Despite such a large censoring incidence, beyondpareto performs well in estimating the rank-size regressor. However, if the censoring problem is not properly addressed (by either ignoring it or dropping all censored observations), the estimator will be biased towards zero.

Fitting German City Sizes

Now we apply beyondpareto to German city size data. The distribution of city-sizes is generally also not strictly Pareto, but rather Pareto-like.

quietly {
  clear
  import excel using "https://www.destatis.de/DE/Themen/Laender-Regionen/Regionales/Gemeindeverzeichnis/Administrativ/Archiv/GVAuszugJ/31122000_Auszug_GV.xlsx?__blob=publicationFile", sheet(Gemeindedaten) cellrange(J8:J16155)

  rename J citysize
  drop if citysize == .
  keep if citysize > 1
  gen weight = 1
  gsort - citysize
}

beyondpareto citysize [w=weight], fracrange(0.001, 0.5) rho(-0.5) draw_plots
qui graph export pics/QQ3.png, replace

(sampling weights assumed)
Using the given sampling weights.
Considering the top 6919 of 13837 values, starting from the first 14 and testing 6906 values for k base.

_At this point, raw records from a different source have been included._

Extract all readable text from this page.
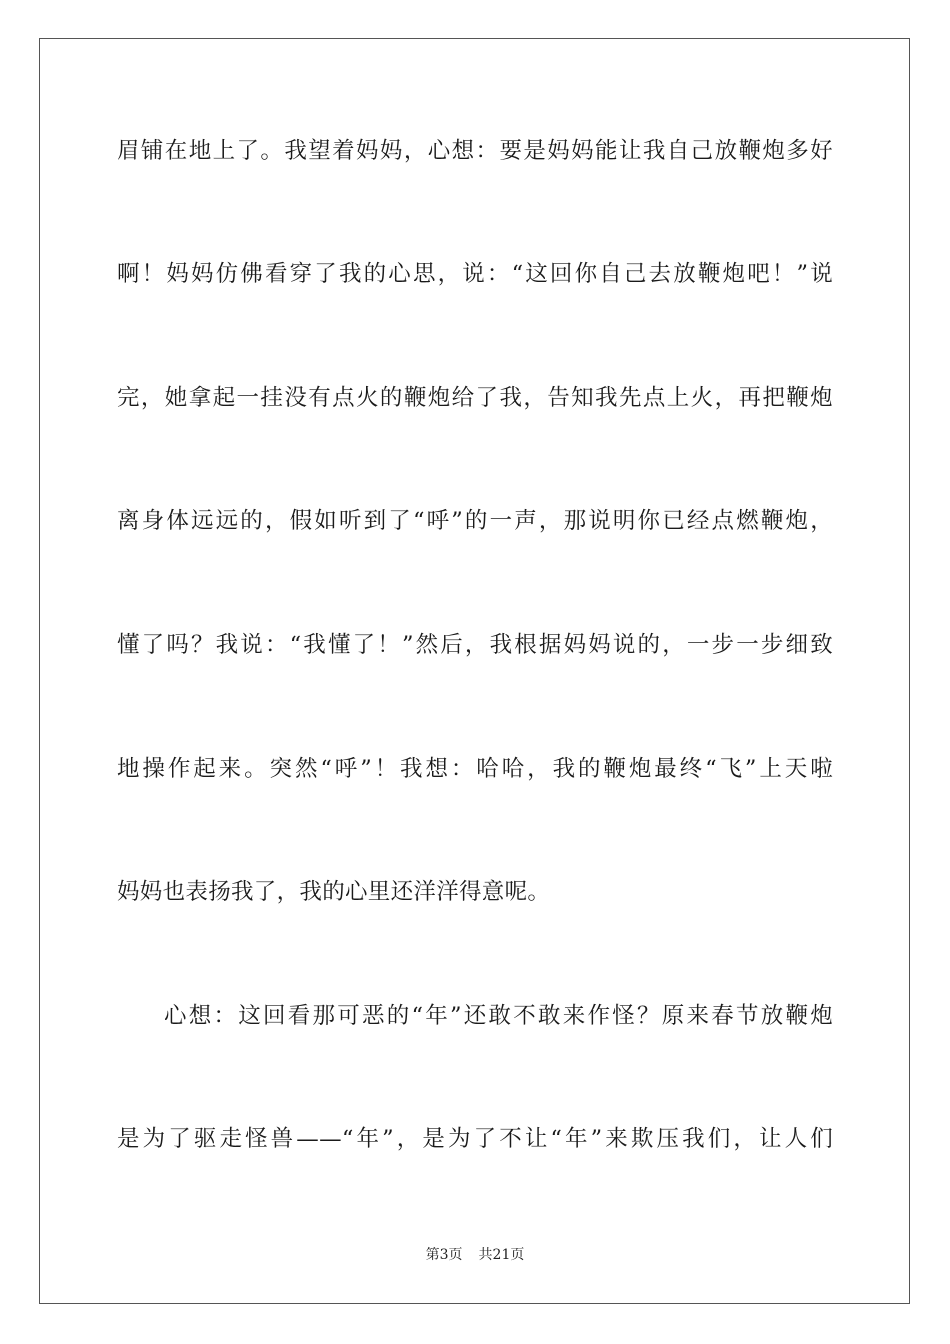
眉铺在地上了。我望着妈妈，心想：要是妈妈能让我自己放鞭炮多好
啊！妈妈仿佛看穿了我的心思，说：“这回你自己去放鞭炮吧！”说
完，她拿起一挂没有点火的鞭炮给了我，告知我先点上火，再把鞭炮
离身体远远的，假如听到了“呼”的一声，那说明你已经点燃鞭炮，
懂了吗？我说：“我懂了！”然后，我根据妈妈说的，一步一步细致
地操作起来。突然“呼”！我想：哈哈，我的鞭炮最终“飞”上天啦
妈妈也表扬我了，我的心里还洋洋得意呢。
心想：这回看那可恶的“年”还敢不敢来作怪？原来春节放鞭炮
是为了驱走怪兽——“年”，是为了不让“年”来欺压我们，让人们
第3页 共21页
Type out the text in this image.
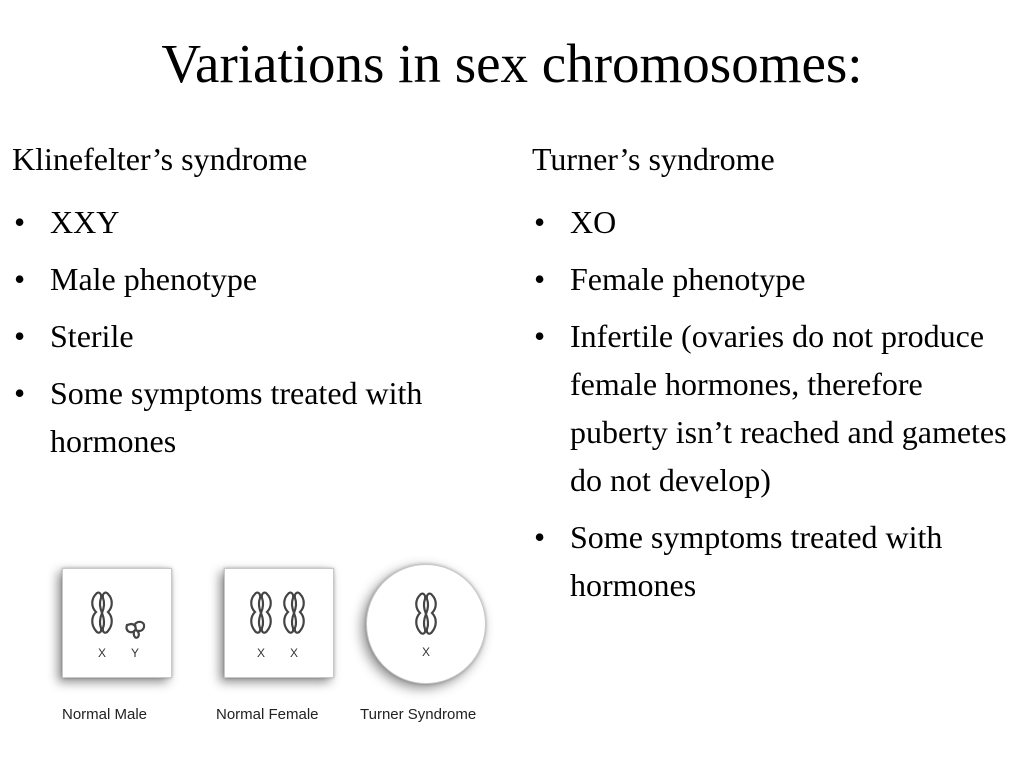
Variations in sex chromosomes:
Klinefelter’s syndrome
• XXY
• Male phenotype
• Sterile
• Some symptoms treated with hormones
Turner’s syndrome
• XO
• Female phenotype
• Infertile (ovaries do not produce female hormones, therefore puberty isn’t reached and gametes do not develop)
• Some symptoms treated with hormones
X Y
Normal Male
X X
Normal Female
X
Turner Syndrome
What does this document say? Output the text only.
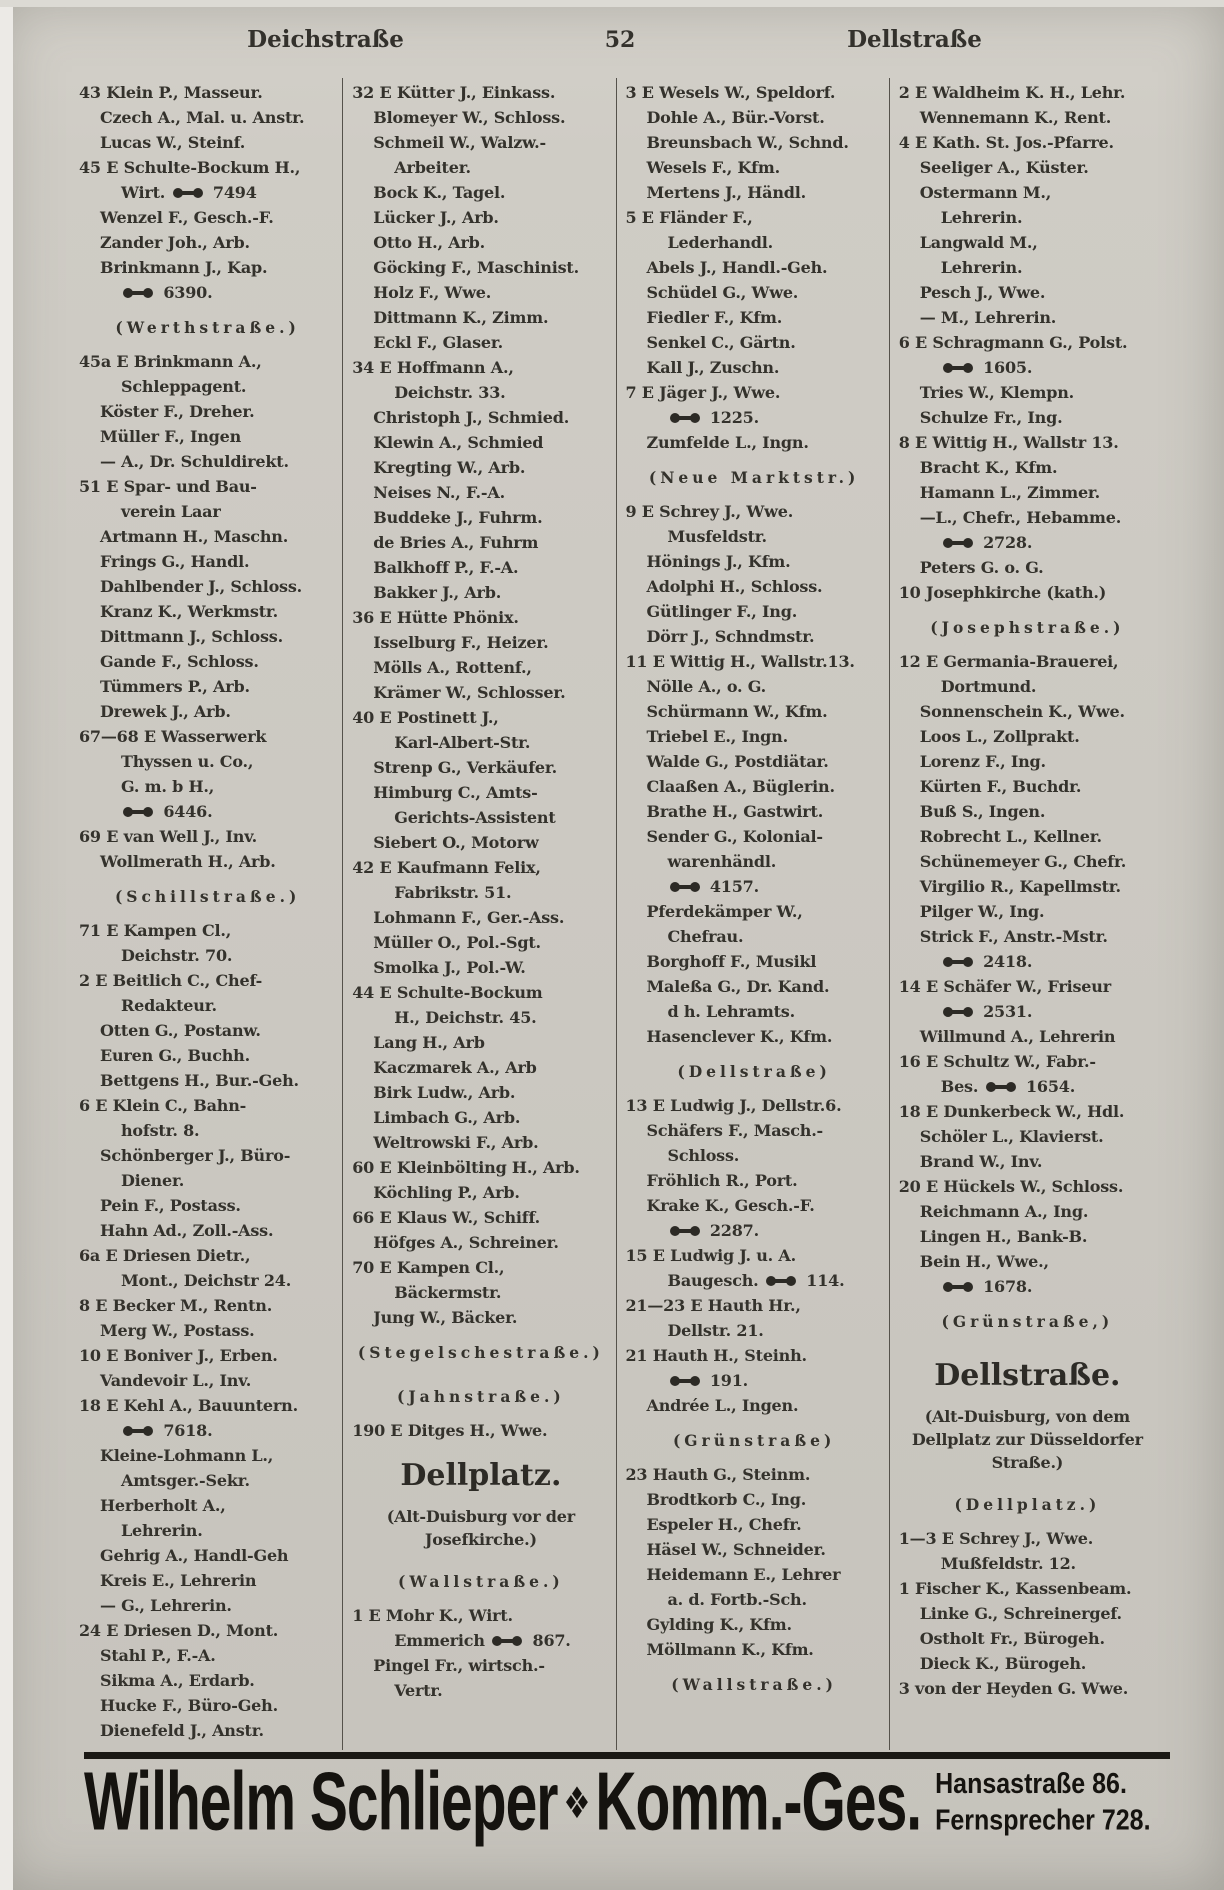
Deichstraße	52	Dellstraße
43 Klein P., Masseur.
Czech A., Mal. u. Anstr.
Lucas W., Steinf.
45 E Schulte-Bockum H.,
Wirt.  7494
Wenzel F., Gesch.-F.
Zander Joh., Arb.
Brinkmann J., Kap.
6390.
(Werthstraße.)
45a E Brinkmann A.,
Schleppagent.
Köster F., Dreher.
Müller F., Ingen
— A., Dr. Schuldirekt.
51 E Spar- und Bau-
verein Laar
Artmann H., Maschn.
Frings G., Handl.
Dahlbender J., Schloss.
Kranz K., Werkmstr.
Dittmann J., Schloss.
Gande F., Schloss.
Tümmers P., Arb.
Drewek J., Arb.
67—68 E Wasserwerk
Thyssen u. Co.,
G. m. b H.,
6446.
69 E van Well J., Inv.
Wollmerath H., Arb.
(Schillstraße.)
71 E Kampen Cl.,
Deichstr. 70.
2 E Beitlich C., Chef-
Redakteur.
Otten G., Postanw.
Euren G., Buchh.
Bettgens H., Bur.-Geh.
6 E Klein C., Bahn-
hofstr. 8.
Schönberger J., Büro-
Diener.
Pein F., Postass.
Hahn Ad., Zoll.-Ass.
6a E Driesen Dietr.,
Mont., Deichstr 24.
8 E Becker M., Rentn.
Merg W., Postass.
10 E Boniver J., Erben.
Vandevoir L., Inv.
18 E Kehl A., Bauuntern.
7618.
Kleine-Lohmann L.,
Amtsger.-Sekr.
Herberholt A.,
Lehrerin.
Gehrig A., Handl-Geh
Kreis E., Lehrerin
— G., Lehrerin.
24 E Driesen D., Mont.
Stahl P., F.-A.
Sikma A., Erdarb.
Hucke F., Büro-Geh.
Dienefeld J., Anstr.
32 E Kütter J., Einkass.
Blomeyer W., Schloss.
Schmeil W., Walzw.-
Arbeiter.
Bock K., Tagel.
Lücker J., Arb.
Otto H., Arb.
Göcking F., Maschinist.
Holz F., Wwe.
Dittmann K., Zimm.
Eckl F., Glaser.
34 E Hoffmann A.,
Deichstr. 33.
Christoph J., Schmied.
Klewin A., Schmied
Kregting W., Arb.
Neises N., F.-A.
Buddeke J., Fuhrm.
de Bries A., Fuhrm
Balkhoff P., F.-A.
Bakker J., Arb.
36 E Hütte Phönix.
Isselburg F., Heizer.
Mölls A., Rottenf.,
Krämer W., Schlosser.
40 E Postinett J.,
Karl-Albert-Str.
Strenp G., Verkäufer.
Himburg C., Amts-
Gerichts-Assistent
Siebert O., Motorw
42 E Kaufmann Felix,
Fabrikstr. 51.
Lohmann F., Ger.-Ass.
Müller O., Pol.-Sgt.
Smolka J., Pol.-W.
44 E Schulte-Bockum
H., Deichstr. 45.
Lang H., Arb
Kaczmarek A., Arb
Birk Ludw., Arb.
Limbach G., Arb.
Weltrowski F., Arb.
60 E Kleinbölting H., Arb.
Köchling P., Arb.
66 E Klaus W., Schiff.
Höfges A., Schreiner.
70 E Kampen Cl.,
Bäckermstr.
Jung W., Bäcker.
(Stegelschestraße.)
(Jahnstraße.)
190 E Ditges H., Wwe.
Dellplatz.
(Alt-Duisburg vor der Josefkirche.)
(Wallstraße.)
1 E Mohr K., Wirt.
Emmerich  867.
Pingel Fr., wirtsch.-
Vertr.
3 E Wesels W., Speldorf.
Dohle A., Bür.-Vorst.
Breunsbach W., Schnd.
Wesels F., Kfm.
Mertens J., Händl.
5 E Fländer F.,
Lederhandl.
Abels J., Handl.-Geh.
Schüdel G., Wwe.
Fiedler F., Kfm.
Senkel C., Gärtn.
Kall J., Zuschn.
7 E Jäger J., Wwe.
1225.
Zumfelde L., Ingn.
(Neue Marktstr.)
9 E Schrey J., Wwe.
Musfeldstr.
Hönings J., Kfm.
Adolphi H., Schloss.
Gütlinger F., Ing.
Dörr J., Schndmstr.
11 E Wittig H., Wallstr.13.
Nölle A., o. G.
Schürmann W., Kfm.
Triebel E., Ingn.
Walde G., Postdiätar.
Claaßen A., Büglerin.
Brathe H., Gastwirt.
Sender G., Kolonial-
warenhändl.
4157.
Pferdekämper W.,
Chefrau.
Borghoff F., Musikl
Maleßa G., Dr. Kand.
d h. Lehramts.
Hasenclever K., Kfm.
(Dellstraße)
13 E Ludwig J., Dellstr.6.
Schäfers F., Masch.-
Schloss.
Fröhlich R., Port.
Krake K., Gesch.-F.
2287.
15 E Ludwig J. u. A.
Baugesch.  114.
21—23 E Hauth Hr.,
Dellstr. 21.
21 Hauth H., Steinh.
191.
Andrée L., Ingen.
(Grünstraße)
23 Hauth G., Steinm.
Brodtkorb C., Ing.
Espeler H., Chefr.
Häsel W., Schneider.
Heidemann E., Lehrer
a. d. Fortb.-Sch.
Gylding K., Kfm.
Möllmann K., Kfm.
(Wallstraße.)
2 E Waldheim K. H., Lehr.
Wennemann K., Rent.
4 E Kath. St. Jos.-Pfarre.
Seeliger A., Küster.
Ostermann M.,
Lehrerin.
Langwald M.,
Lehrerin.
Pesch J., Wwe.
— M., Lehrerin.
6 E Schragmann G., Polst.
1605.
Tries W., Klempn.
Schulze Fr., Ing.
8 E Wittig H., Wallstr 13.
Bracht K., Kfm.
Hamann L., Zimmer.
—L., Chefr., Hebamme.
2728.
Peters G. o. G.
10 Josephkirche (kath.)
(Josephstraße.)
12 E Germania-Brauerei,
Dortmund.
Sonnenschein K., Wwe.
Loos L., Zollprakt.
Lorenz F., Ing.
Kürten F., Buchdr.
Buß S., Ingen.
Robrecht L., Kellner.
Schünemeyer G., Chefr.
Virgilio R., Kapellmstr.
Pilger W., Ing.
Strick F., Anstr.-Mstr.
2418.
14 E Schäfer W., Friseur
2531.
Willmund A., Lehrerin
16 E Schultz W., Fabr.-
Bes.  1654.
18 E Dunkerbeck W., Hdl.
Schöler L., Klavierst.
Brand W., Inv.
20 E Hückels W., Schloss.
Reichmann A., Ing.
Lingen H., Bank-B.
Bein H., Wwe.,
1678.
(Grünstraße,)
Dellstraße.
(Alt-Duisburg, von dem Dellplatz zur Düsseldorfer Straße.)
(Dellplatz.)
1—3 E Schrey J., Wwe.
Mußfeldstr. 12.
1 Fischer K., Kassenbeam.
Linke G., Schreinergef.
Ostholt Fr., Bürogeh.
Dieck K., Bürogeh.
3 von der Heyden G. Wwe.
Wilhelm Schlieper ❖ Komm.-Ges. Hansastraße 86.
Fernsprecher 728.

----------------------------------------------------------------------
  Results |      Ybase       gamma        S.E.  [95% Conf.   Interval]
----------+-----------------------------------------------------------
 citysize |      16042   .76189049    .0283468    .7063308    .8174502
----------------------------------------------------------------------
Optimal k base: 903

We obtain a value of \(\gamma=0.761\), which is the same as the estimate in Schluter (2021). As we can see from the diagnostic plots, this value appears very sensible as the plot for gamma is very flat and stable. Then it becomes optimal to choose a value that minimizes the variance of the estimate of \(\gamma\).